Of the four recommendations, the one with the greatest immediate potential, according to both DeStefano and Boudreau, is the establishment of consortia.
“The objective,” said the study’s authors, “would be to overcome the barrier of scale and to mobilize fast responses to global opportunities.
“The benefit,” it went on to say, “would include a unique selling proposition, superior products and services and increased internal value add…”
“The consortium approach makes a lot of sense,” said Boudreau. “We’re actually doing that now with our NRG1-ECO project at (Vale’s) Coleman Mine and (Xstrata Nickel’s) Fraser Mine. We have about 10 companies participating. It’s a model that works really well and one we need to think more about and develop so it’s a win-win for everyone.”
The approach is not without its challenges, he added. “You have to give a little to get something back and not everyone is willing to give a little, but it makes it a lot easier to access the global marketplace if we show up as a consortium rather than as a company with a handful of employees lacking in global exposure.”
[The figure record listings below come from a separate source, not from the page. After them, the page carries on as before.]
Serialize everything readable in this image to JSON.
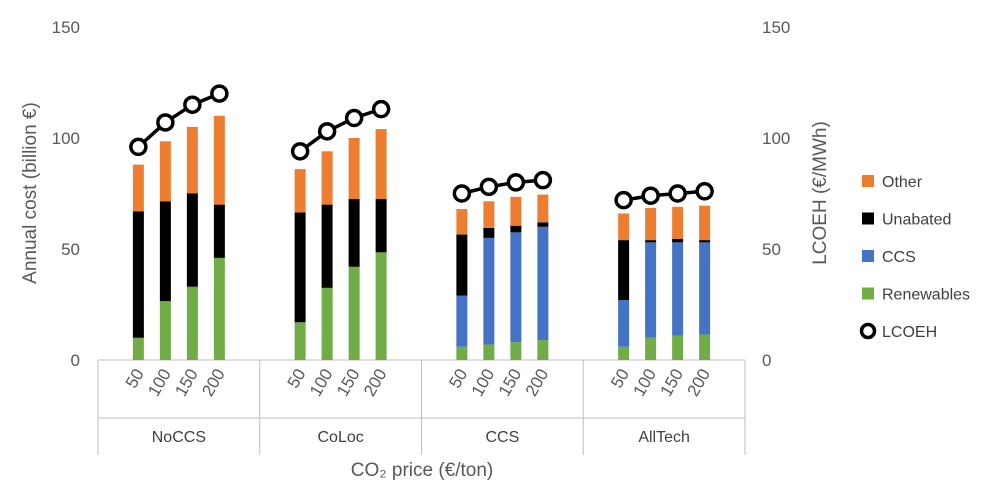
{
  "chart_data": {
    "type": "bar",
    "stacked": true,
    "xlabel": "CO₂ price (€/ton)",
    "ylabel_left": "Annual cost (billion €)",
    "ylabel_right": "LCOEH (€/MWh)",
    "ylim_left": [
      0,
      150
    ],
    "ylim_right": [
      0,
      150
    ],
    "yticks_left": [
      "0",
      "50",
      "100",
      "150"
    ],
    "yticks_right": [
      "0",
      "50",
      "100",
      "150"
    ],
    "gridlines": false,
    "legend_position": "right",
    "groups": [
      {
        "name": "NoCCS",
        "categories": [
          "50",
          "100",
          "150",
          "200"
        ],
        "renewables": [
          10,
          26.5,
          33,
          46
        ],
        "ccs": [
          0,
          0,
          0,
          0
        ],
        "unabated": [
          57,
          45,
          42,
          24
        ],
        "other": [
          21,
          27,
          30,
          40
        ],
        "lcoeh": [
          96,
          107,
          115,
          120
        ]
      },
      {
        "name": "CoLoc",
        "categories": [
          "50",
          "100",
          "150",
          "200"
        ],
        "renewables": [
          17,
          32.5,
          42,
          48.5
        ],
        "ccs": [
          0,
          0,
          0,
          0
        ],
        "unabated": [
          49.5,
          37.5,
          30.5,
          24
        ],
        "other": [
          19.5,
          24,
          27.5,
          31.5
        ],
        "lcoeh": [
          94,
          103,
          109,
          113
        ]
      },
      {
        "name": "CCS",
        "categories": [
          "50",
          "100",
          "150",
          "200"
        ],
        "renewables": [
          6,
          7,
          8,
          9
        ],
        "ccs": [
          23,
          48,
          49.5,
          51
        ],
        "unabated": [
          27.5,
          4.5,
          3,
          2
        ],
        "other": [
          11.5,
          12,
          13,
          12.5
        ],
        "lcoeh": [
          75,
          78,
          80,
          81
        ]
      },
      {
        "name": "AllTech",
        "categories": [
          "50",
          "100",
          "150",
          "200"
        ],
        "renewables": [
          6,
          10,
          11,
          11.5
        ],
        "ccs": [
          21,
          43,
          42,
          41.5
        ],
        "unabated": [
          27,
          1,
          1.5,
          1
        ],
        "other": [
          12,
          14.5,
          14.5,
          15.5
        ],
        "lcoeh": [
          72,
          74,
          75,
          76
        ]
      }
    ],
    "series": [
      {
        "key": "other",
        "name": "Other",
        "color": "#ED7D31"
      },
      {
        "key": "unabated",
        "name": "Unabated",
        "color": "#000000"
      },
      {
        "key": "ccs",
        "name": "CCS",
        "color": "#4472C4"
      },
      {
        "key": "renewables",
        "name": "Renewables",
        "color": "#70AD47"
      },
      {
        "key": "lcoeh",
        "name": "LCOEH",
        "color": "#000000",
        "marker": "circle-open"
      }
    ]
  }
}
SAMSSA has been facilitating discussions about the consortium approach among its members for several months and sees merit in the idea as a means of delivering complete solutions, rather than fragmented pieces of solutions, said DeStefano.
The study found the mining supply and service sector to be both resilient and optimistic. While almost half of all companies participating in the study had to reduce their workforce as a result of the 2008-2009 recession and the subsequent one-year strike at Vale’s nickel operations in the Sudbury Basin, 83 per cent predict significant revenue increases over the next three years.
Almost half (49 per cent) believe their revenues will grow by up to 25 per cent, 16 per cent see revenues increasing by up to 50 per cent and 18 per cent believe their revenues will increase by greater than 50 per cent over the next three years.
DeStefano is also optimistic now that there is confirmation of the sector’s contribution to the economy.
“It’s now up to us, together with the support of the three levels of government, to develop the programs and strategies that will bring our collective expertise to the global stage.”